Outre l’imposition de critères en fonction desquels les produits qui consomment et qui produisent de l’énergie pourront être importés, le projet de loi introduit aussi une série de limitations en termes de consommation d’énergie. Sont notamment inclus les secteurs industriel, immobilier et du transport. Parmi les mesures les plus notables que prévoit ce texte figure l’imposition aux nouveaux bâtiments d’être construits en fonction de certains critères de performance énergétique ou encore l’exemption des frais de douane sur les importations de produits et de matières premières entrant dans l’installation de systèmes d’énergie renouvelable ou de véhicules verts.

Une fois ce texte adopté par le nouveau Parlement, les différents critères et limites devront être définis par les ministères concernés, dont ceux de l’Énergie, de l’Industrie, des Finances, de l’Environnement ou encore des Travaux publics et des Transports. Des critères qui devront être mis à jour régulièrement, de sorte à s’inscrire dans l’ère du temps.

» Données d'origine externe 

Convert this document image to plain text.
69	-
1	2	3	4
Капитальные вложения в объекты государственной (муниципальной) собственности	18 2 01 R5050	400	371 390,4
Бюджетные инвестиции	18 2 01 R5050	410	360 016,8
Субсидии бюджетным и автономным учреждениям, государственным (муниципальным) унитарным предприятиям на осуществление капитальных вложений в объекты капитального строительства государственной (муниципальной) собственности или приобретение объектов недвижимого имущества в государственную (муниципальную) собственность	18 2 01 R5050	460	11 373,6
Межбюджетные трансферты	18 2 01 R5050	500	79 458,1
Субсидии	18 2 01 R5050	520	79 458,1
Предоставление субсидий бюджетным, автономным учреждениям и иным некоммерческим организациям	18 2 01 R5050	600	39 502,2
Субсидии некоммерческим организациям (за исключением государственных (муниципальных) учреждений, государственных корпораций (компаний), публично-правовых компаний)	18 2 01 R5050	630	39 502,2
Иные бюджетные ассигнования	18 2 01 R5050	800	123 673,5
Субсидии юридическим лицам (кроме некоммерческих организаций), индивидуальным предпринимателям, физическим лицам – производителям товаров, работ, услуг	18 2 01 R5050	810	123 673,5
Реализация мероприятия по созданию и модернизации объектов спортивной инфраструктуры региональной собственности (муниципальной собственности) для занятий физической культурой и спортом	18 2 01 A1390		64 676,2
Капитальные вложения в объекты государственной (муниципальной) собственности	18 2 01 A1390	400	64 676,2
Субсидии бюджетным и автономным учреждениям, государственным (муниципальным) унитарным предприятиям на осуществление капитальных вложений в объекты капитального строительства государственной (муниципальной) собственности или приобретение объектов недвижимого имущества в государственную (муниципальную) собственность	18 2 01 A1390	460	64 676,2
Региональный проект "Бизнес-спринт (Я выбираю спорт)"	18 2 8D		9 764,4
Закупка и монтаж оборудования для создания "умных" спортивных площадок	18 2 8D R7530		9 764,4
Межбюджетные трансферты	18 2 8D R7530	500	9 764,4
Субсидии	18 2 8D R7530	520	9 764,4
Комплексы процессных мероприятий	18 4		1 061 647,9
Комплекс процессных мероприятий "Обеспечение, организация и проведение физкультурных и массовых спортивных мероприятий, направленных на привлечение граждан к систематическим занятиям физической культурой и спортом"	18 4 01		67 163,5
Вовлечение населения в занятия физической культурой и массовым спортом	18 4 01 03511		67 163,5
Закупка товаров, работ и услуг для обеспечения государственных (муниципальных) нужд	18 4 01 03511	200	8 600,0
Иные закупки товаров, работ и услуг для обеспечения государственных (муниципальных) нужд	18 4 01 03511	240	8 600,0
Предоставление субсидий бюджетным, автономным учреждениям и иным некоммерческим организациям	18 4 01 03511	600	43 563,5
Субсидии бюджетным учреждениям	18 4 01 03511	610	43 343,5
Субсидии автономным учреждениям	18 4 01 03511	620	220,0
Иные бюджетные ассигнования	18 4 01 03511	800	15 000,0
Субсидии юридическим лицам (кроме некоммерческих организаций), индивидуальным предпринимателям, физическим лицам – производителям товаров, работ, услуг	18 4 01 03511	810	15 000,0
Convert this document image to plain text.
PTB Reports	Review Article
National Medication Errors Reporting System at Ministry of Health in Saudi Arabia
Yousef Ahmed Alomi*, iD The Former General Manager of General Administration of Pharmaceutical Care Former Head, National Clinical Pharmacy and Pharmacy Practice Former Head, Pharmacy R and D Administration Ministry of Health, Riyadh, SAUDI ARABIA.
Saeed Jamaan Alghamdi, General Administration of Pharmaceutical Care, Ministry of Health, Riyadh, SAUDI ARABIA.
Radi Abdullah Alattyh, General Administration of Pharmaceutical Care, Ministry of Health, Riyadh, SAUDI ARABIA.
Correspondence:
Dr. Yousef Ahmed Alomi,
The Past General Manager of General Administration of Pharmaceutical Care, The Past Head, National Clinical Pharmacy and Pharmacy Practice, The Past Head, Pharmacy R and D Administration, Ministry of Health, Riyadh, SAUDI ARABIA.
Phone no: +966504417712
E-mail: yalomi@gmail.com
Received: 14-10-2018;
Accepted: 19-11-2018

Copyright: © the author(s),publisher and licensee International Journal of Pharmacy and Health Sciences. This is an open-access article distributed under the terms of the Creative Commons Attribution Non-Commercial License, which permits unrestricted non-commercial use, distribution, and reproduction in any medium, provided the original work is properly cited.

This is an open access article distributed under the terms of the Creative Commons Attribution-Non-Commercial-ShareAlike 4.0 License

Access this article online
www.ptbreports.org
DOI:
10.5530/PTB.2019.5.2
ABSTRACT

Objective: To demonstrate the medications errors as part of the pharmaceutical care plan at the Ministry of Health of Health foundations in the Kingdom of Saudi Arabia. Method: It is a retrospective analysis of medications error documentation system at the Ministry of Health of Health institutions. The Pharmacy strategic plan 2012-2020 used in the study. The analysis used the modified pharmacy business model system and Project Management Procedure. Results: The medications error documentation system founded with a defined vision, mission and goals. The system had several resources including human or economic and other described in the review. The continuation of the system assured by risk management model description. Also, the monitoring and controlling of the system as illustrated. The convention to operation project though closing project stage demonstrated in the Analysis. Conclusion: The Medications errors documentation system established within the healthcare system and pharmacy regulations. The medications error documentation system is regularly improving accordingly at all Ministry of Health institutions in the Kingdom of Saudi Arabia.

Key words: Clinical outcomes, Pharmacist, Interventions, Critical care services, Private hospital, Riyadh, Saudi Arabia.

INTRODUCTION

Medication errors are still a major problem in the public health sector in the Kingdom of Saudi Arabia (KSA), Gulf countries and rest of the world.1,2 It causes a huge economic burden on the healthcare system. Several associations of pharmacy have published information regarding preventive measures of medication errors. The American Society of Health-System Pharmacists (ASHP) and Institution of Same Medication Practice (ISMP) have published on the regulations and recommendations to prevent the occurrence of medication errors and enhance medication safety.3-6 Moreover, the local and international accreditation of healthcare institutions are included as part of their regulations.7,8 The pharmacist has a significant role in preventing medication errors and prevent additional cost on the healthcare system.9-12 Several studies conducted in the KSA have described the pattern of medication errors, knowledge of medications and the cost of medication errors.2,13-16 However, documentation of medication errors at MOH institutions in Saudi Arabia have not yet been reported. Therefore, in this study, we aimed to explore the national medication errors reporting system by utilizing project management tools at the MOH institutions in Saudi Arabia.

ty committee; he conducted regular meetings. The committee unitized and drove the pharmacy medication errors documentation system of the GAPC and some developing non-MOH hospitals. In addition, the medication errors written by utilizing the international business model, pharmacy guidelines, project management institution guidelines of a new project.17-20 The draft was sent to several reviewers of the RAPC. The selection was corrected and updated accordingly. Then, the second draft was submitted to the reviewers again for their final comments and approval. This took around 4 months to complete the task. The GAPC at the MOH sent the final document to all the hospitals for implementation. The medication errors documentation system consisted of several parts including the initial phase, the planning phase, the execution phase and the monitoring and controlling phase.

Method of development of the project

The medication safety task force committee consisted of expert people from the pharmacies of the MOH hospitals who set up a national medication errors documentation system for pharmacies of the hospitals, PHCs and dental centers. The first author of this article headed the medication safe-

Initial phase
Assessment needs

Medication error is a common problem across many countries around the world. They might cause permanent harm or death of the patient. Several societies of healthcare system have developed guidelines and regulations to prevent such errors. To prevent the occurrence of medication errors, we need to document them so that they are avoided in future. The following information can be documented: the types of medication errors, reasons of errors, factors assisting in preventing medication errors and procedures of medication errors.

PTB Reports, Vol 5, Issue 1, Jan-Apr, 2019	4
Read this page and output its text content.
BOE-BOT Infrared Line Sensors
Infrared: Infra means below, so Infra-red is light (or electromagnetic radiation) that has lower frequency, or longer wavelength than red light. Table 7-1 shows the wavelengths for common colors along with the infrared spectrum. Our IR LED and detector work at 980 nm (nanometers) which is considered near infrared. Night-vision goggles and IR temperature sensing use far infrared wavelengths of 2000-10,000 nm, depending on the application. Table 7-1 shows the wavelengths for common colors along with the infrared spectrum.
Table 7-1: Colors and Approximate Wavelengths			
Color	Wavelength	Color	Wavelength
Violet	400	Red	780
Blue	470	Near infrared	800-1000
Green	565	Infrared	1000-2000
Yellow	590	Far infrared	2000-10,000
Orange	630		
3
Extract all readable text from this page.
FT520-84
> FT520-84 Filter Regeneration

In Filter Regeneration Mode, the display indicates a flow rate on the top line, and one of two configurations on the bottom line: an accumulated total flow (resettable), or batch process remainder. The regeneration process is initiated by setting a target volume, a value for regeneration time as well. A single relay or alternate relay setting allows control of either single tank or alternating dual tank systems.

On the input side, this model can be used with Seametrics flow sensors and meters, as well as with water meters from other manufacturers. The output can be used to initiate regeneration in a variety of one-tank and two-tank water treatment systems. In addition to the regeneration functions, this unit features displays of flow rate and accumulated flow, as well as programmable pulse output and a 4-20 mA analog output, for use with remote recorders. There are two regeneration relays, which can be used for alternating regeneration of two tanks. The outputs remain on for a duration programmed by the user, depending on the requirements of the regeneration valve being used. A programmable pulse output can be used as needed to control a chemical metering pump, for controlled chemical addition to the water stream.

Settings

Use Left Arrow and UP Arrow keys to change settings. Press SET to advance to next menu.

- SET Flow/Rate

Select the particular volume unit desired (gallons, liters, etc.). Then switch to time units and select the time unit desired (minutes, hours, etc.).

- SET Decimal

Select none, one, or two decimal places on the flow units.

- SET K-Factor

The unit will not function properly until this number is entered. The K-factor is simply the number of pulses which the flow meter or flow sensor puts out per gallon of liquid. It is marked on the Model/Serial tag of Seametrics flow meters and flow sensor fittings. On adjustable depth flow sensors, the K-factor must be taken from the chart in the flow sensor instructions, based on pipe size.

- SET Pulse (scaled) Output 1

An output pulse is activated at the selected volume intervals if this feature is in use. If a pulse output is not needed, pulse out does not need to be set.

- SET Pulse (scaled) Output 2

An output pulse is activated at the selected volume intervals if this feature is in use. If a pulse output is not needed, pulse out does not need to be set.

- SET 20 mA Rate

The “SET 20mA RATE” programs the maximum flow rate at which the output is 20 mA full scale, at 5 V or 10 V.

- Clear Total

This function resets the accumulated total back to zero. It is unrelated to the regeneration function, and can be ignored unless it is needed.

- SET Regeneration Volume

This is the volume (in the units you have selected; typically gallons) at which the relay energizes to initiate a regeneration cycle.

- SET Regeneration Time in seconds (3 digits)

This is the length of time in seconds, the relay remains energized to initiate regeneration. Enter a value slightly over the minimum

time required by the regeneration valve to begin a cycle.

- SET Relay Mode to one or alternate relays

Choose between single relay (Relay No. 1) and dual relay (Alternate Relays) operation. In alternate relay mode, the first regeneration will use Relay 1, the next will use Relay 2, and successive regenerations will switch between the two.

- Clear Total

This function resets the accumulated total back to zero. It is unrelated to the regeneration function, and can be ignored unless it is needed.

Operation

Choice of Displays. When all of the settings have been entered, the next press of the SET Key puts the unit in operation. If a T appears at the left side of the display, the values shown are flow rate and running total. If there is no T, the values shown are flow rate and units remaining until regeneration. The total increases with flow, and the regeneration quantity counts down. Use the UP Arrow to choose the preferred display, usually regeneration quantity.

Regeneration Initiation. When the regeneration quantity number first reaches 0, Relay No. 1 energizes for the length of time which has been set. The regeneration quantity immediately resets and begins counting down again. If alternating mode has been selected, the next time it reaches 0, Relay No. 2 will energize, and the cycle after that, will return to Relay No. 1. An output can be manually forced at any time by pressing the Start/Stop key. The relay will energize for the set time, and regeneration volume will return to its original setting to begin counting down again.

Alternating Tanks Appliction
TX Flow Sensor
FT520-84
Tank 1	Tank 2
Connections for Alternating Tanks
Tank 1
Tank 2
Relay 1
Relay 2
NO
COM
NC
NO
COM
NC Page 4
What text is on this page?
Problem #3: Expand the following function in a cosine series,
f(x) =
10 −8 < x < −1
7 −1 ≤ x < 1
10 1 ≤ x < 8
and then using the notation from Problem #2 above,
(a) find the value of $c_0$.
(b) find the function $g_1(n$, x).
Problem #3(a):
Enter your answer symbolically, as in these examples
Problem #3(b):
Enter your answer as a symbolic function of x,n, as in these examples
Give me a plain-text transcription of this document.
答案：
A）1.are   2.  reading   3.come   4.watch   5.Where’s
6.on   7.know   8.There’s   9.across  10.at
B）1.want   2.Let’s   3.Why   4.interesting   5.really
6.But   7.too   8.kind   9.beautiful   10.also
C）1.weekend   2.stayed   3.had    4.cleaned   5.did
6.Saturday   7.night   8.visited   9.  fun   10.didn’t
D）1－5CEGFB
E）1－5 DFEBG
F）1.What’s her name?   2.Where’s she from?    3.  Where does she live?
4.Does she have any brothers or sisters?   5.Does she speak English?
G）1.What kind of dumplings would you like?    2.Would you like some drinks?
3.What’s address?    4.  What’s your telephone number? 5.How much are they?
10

À terme, « l’objectif de cette loi est de réduire la consommation énergétique du Liban, non pas en obligeant les consommateurs à consommer moins, mais plutôt à consommer mieux », conclut Pierre Khoury.

Les problèmes d’électricité sont devenus indissociables de l’image du Liban. La réforme structurelle du secteur, où tout ou presque est à revoir, est d’ailleurs un des chantiers prioritaires imposés par tous les interlocuteurs du pays, que ce soit ses soutiens étrangers, ses créanciers ou encore les organisations susceptibles de l’aider financièrement à sortir de la crise dans...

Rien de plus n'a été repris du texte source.